By processing billions of data points daily from thousands of premium publishers connected to Criteo, our Engine evaluates the performance of different types of publishers and ad inventory, based on shopper interactions with them.
For example, shoppers will interact differently with a 600x160px top-of-page ad unit than they would with a 300x250px ad unit midway down the page – and this performance also varies depending on the website in question.
These insights help the Criteo Engine determine inventory value for each impression, and bid accordingly to reach the right shoppers.
Data in the Criteo Engine: Real world example
Here’s an example which ties together the ways in which the Criteo Engine uses data.
Christina has been looking at your products, both online and offline. Now, she’s browsing various publisher web sites.
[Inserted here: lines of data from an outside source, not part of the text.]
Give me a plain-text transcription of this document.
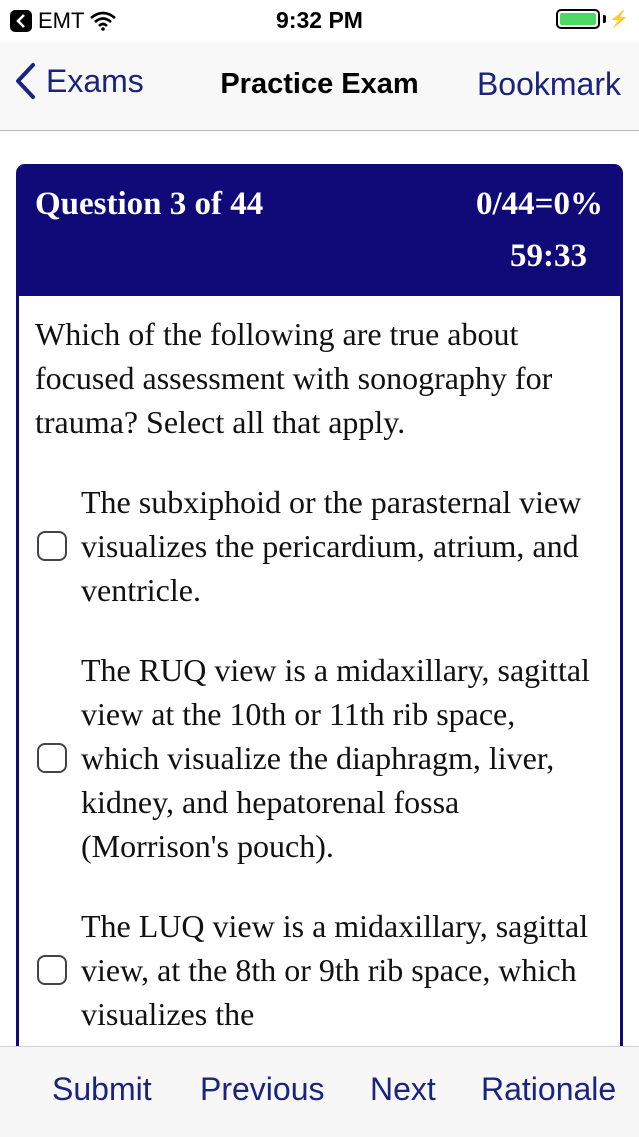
EMT	9:32 PM	⚡
Exams	Practice Exam	Bookmark
Question 3 of 44	0/44=0%
59:33
Which of the following are true about focused assessment with sonography for trauma? Select all that apply.
The subxiphoid or the parasternal view visualizes the pericardium, atrium, and ventricle.
The RUQ view is a midaxillary, sagittal view at the 10th or 11th rib space, which visualize the diaphragm, liver, kidney, and hepatorenal fossa (Morrison's pouch).
The LUQ view is a midaxillary, sagittal view, at the 8th or 9th rib space, which visualizes the
Submit Previous Next Rationale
– Identity data from the Criteo Shopper Graph tells the Engine that this particular shopper has been shopping across various devices, and in-store;
– Predictive Bidding, a feature of the Criteo Engine, utilizes Interest data from the Shopper Graph to determine the shopper value depending on how likely she is to engage and buy, and how much she’ll spend;
– Predictive Bidding then uses that shopper valuation, plus publisher and inventory performance data, to select the most suitable available ad unit on a suitable website and place an optimal real-time bid;
– The Engine’s Product Recommendations technology uses her shopping preferences as well as those of similar shoppers to determine which items from your product feed to show her,
– And the Engine’s Kinetic Design technology takes into account the visual preferences Christina has shown previously, chooses the best ad design to create, and renders the ad to fit the chosen inventory.
All this happens in real-time to serve Christina the best possible ad for products she’s likely to convert for in that moment!
So there you have it – that’s how the Criteo Engine uses data to optimize your ads.